Well, that's a whole other issue. Whether the characters are "dark" or not has nothing to do with a show's quality: the acting, the writing, the production values, etc. You can have great shows about brooded, troubled, morally ambiguous characters and you can have great shows about more sunny, upright characters. And you can have bad shows either way, too. Whether the characters are dark or light doesn't determine whether a show is worth watching or not. IMHO. To paraphrase Oscar Wilde, TV shows are neither dark nor light. Only well done or badly done.
Why? Most of the lessons that characters learn at the end of that type of show were pretty obvious and hokey - outside of shows for small children is there much of a demand for such content?
So all modern TV shows should aspire to the artistic heights of an ABC Afterschool Special? By that standard, a "Very Special" episode of THE FACTS OF LIFE is preferable to, say, "City on the Edge of Forever" or pretty much any episode of THE X-FILES.
Ah, I think I conflated that comment with your earlier complaint about dark, angsty characters and assumed you were lobbying for more upbeat, moralistic endings or whatever.
I don't necessarily want Stepford characters, but neither do I want nuBSG-style "scrape the bottom of the barrel" types.
There's our issue. If you have it on authority what other people should like, I can understand why you find it frustrating when they don't enjoy what they should.
Well, Yeah, I would like to see those things on occassion, sure. Dark stories and angsty characters have their place, and there's nothing wrong with that. But I just think it's gotten to be too much there for a while. I'm hoping the new Star Trek takes a lighter approach.
I like characters that are dark and complex, and I like endings that don't offer neat, trite, and simplistic morality lessons. What I don't like are indecisive, touchy-feely characters that reflect society's trend toward passive-aggressive oversensitivity and taking personal offense at everything. Show some hardness and strength. Kor
Or we can have both, and every gradation in-between, depending on the show, the genre--and what you're in the mood for on any given occasion. Not every show needs to have the same kind of characters, nor do we as viewers need prefer one over another.. Sometimes you want something light and heart-warming. Sometimes you want something dark and disturbing. We are large, we contain multitudes . . .

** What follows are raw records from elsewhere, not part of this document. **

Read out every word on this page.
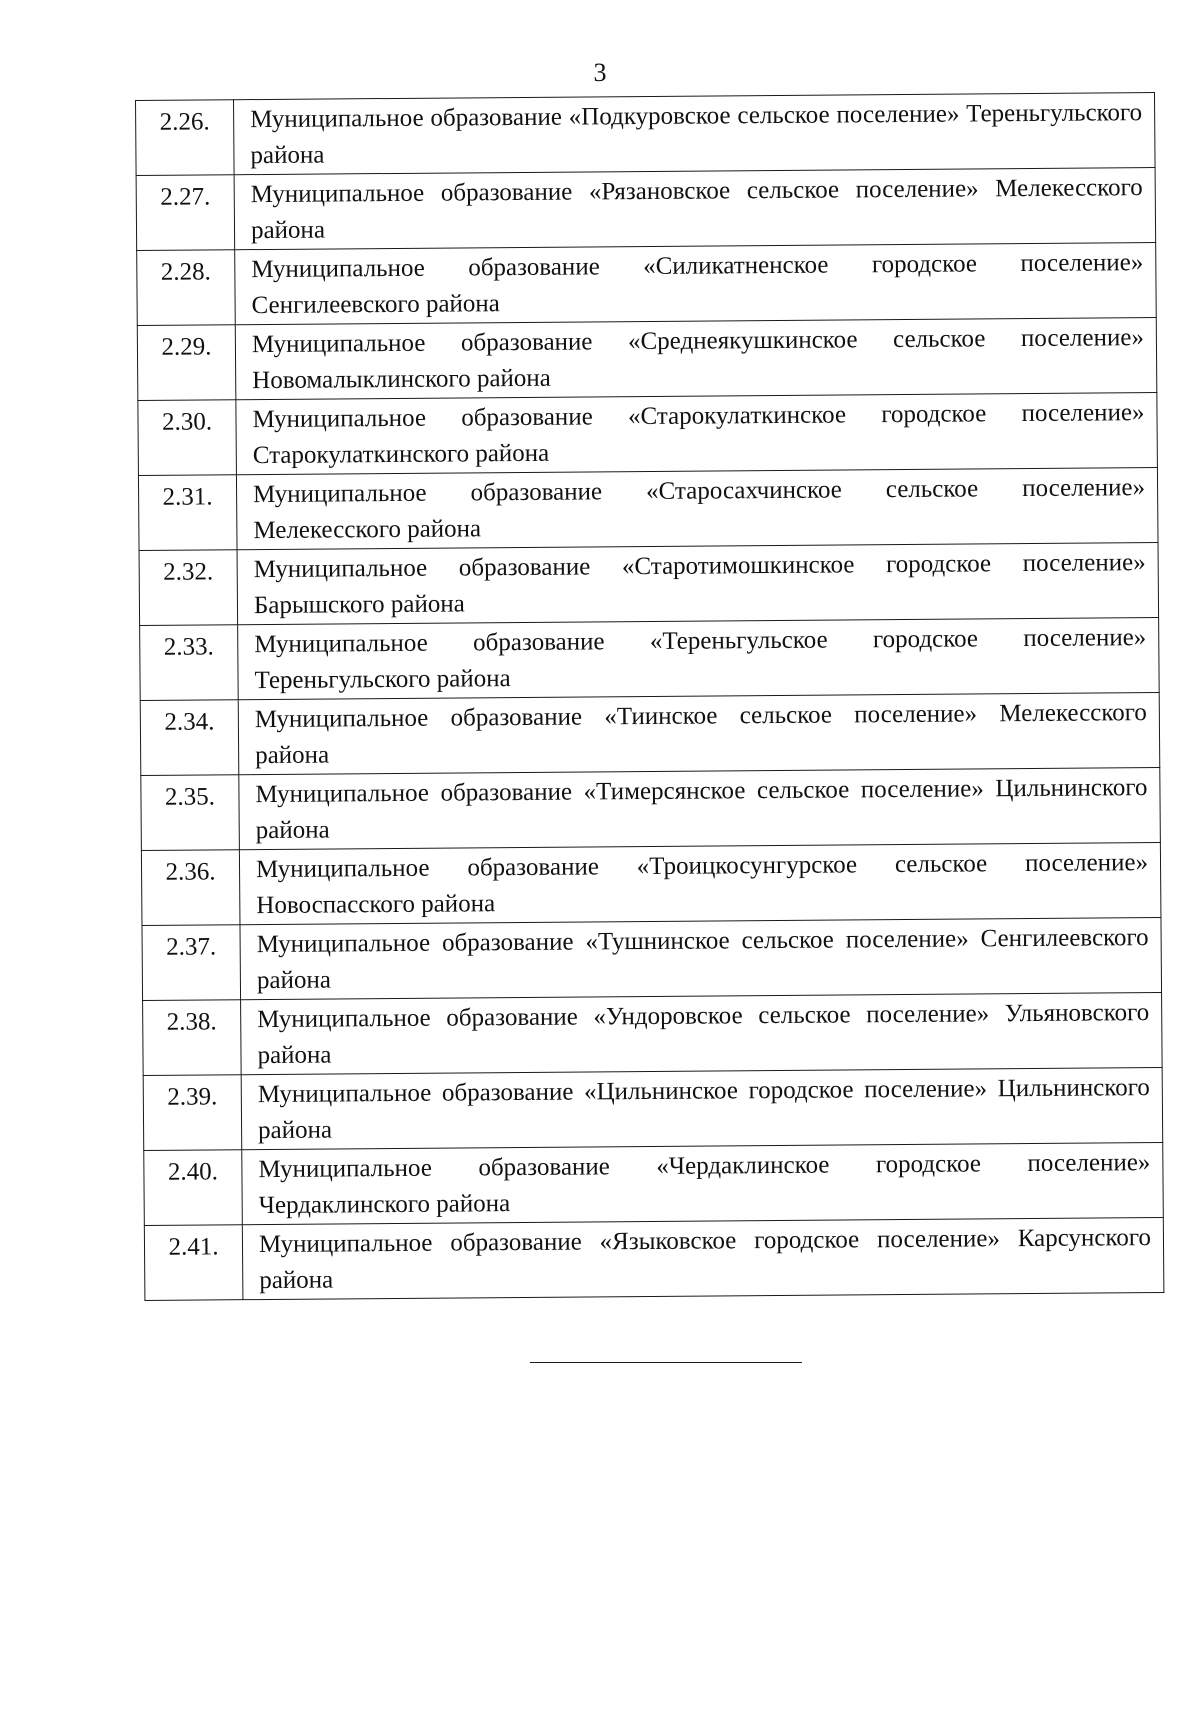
3
2.26.	Муниципальное образование «Подкуровское сельское поселение» Тереньгульского района
2.27.	Муниципальное образование «Рязановское сельское поселение» Мелекесского района
2.28.	Муниципальное образование «Силикатненское городское поселение» Сенгилеевского района
2.29.	Муниципальное образование «Среднеякушкинское сельское поселение» Новомалыклинского района
2.30.	Муниципальное образование «Старокулаткинское городское поселение» Старокулаткинского района
2.31.	Муниципальное образование «Старосахчинское сельское поселение» Мелекесского района
2.32.	Муниципальное образование «Старотимошкинское городское поселение» Барышского района
2.33.	Муниципальное образование «Тереньгульское городское поселение» Тереньгульского района
2.34.	Муниципальное образование «Тиинское сельское поселение» Мелекесского района
2.35.	Муниципальное образование «Тимерсянское сельское поселение» Цильнинского района
2.36.	Муниципальное образование «Троицкосунгурское сельское поселение» Новоспасского района
2.37.	Муниципальное образование «Тушнинское сельское поселение» Сенгилеевского района
2.38.	Муниципальное образование «Ундоровское сельское поселение» Ульяновского района
2.39.	Муниципальное образование «Цильнинское городское поселение» Цильнинского района
2.40.	Муниципальное образование «Чердаклинское городское поселение» Чердаклинского района
2.41.	Муниципальное образование «Языковское городское поселение» Карсунского района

Agreed, there should be a mix of both, but not too heavy on the darker stuff as has been the trend for the last decade or so.
I only watch DVDs. The only time I watch TV is when I go over to my folk's place or whenever I pet sit.
This year I've been enjoying Scream, Orange is the New Black, Suits, The Good Wife, Jessica Jones, Top Gear, Gotham, Daredevil, Doctor Who, The Daily Politics, Big Bang Theory, Two Broke Girls, Brooklyn 99, Parks and Recreation, New X Files, Bates Motel, The Americans, From Dusk till Dawn, Man in the High Castle, Supergirl, The Flash, Agent Carter, Agent's of Shield, 12 Monkeys, DC's Legends of Tomorrow, Silicon Valley, Veep, Blindspot, Limitless, Game of Thrones and Castle. So for me there's a lot of great stuff on TV.
We don't watch any live TV really, it's mainly using the on-demand services that we use or streaming sites.